Já no peito trago em bronze: não tem vaga nem lugar.
Pra que me serve um negócio que não cessa de bater?
Mais parece um relógio que acaba de enlouquecer.
Pra que é que eu quero quem chora, se estou tão bem assim.
E o vazio que vai lá fora cai macio dentro de mim”.

Tratamento clínico, ponte de safena, angioplastia e o coração volta sempre. Em ZH – “A morte não importa, é o medo do sofrimento”, artigo sobre o medo e a escolha de uma morte digna, longe das Unidades de Tratamento Intensivo – morte solitária. As manifestações de inúmeras pessoas, independente da faixa etária é a da busca de uma morte sem sofrimento.

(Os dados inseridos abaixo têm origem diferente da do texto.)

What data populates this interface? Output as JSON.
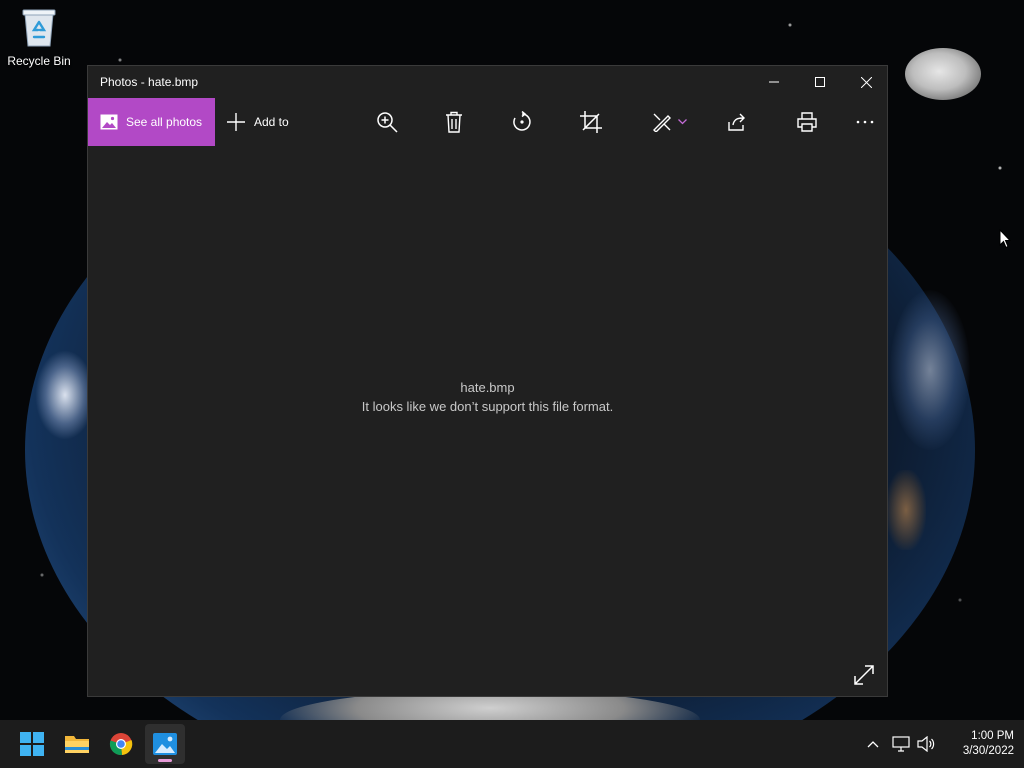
{
  "desktop": {
    "icons": [
      {
        "label": "Recycle Bin",
        "icon": "recycle-bin-icon"
      }
    ]
  },
  "window": {
    "title": "Photos - hate.bmp",
    "controls": [
      "minimize-icon",
      "maximize-icon",
      "close-icon"
    ],
    "toolbar": {
      "see_all_label": "See all photos",
      "add_to_label": "Add to",
      "icons": [
        "zoom-in-icon",
        "delete-icon",
        "rotate-icon",
        "crop-icon",
        "edit-icon",
        "share-icon",
        "print-icon",
        "more-icon"
      ]
    },
    "message": {
      "filename": "hate.bmp",
      "text": "It looks like we don’t support this file format."
    }
  },
  "taskbar": {
    "apps": [
      "start-icon",
      "file-explorer-icon",
      "chrome-icon",
      "photos-icon"
    ],
    "active_app": "photos-icon",
    "tray": [
      "chevron-up-icon",
      "network-icon",
      "volume-icon"
    ],
    "time": "1:00 PM",
    "date": "3/30/2022"
  },
  "colors": {
    "accent": "#b249c6",
    "window_bg": "#202020",
    "taskbar_bg": "#1c1c1c"
  }
}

“Antigamente se morria, 1907, aquilo sim é que era morrer, morria gente todo dia e morria com muito prazer já que todo mundo sabia que o Juízo, afinal viria e todo mundo iria renascer.

Morria-se praticamente de tudo. De doença, de parto, de tosse. E ainda se morria de amor como se amar forte fosse pra morrer, bastava um suspiro pronto, lá se ia nosso defunto para a terra dos pés juntos… Descansou… Partiu. Que mais podia um velho fazer, nos idos de 1920 a não ser pegar pneumonia, deixar tudo para os filhos e virar fotografia. Hoje, a morte está difícil, agora a morte tem limites. E em caso de necessidade a ciência da eternidade inventou a crônica. Hoje sim pessoal a vida é crônica”. Paulo Leminski, poeta e cardiologista nos seus escritos.

Banalização da morte – morre-se jovem, velho, na mesma proporção estatística. Estamos em um mundo em que viver é quase desaforo e morte digna suicídio assistido.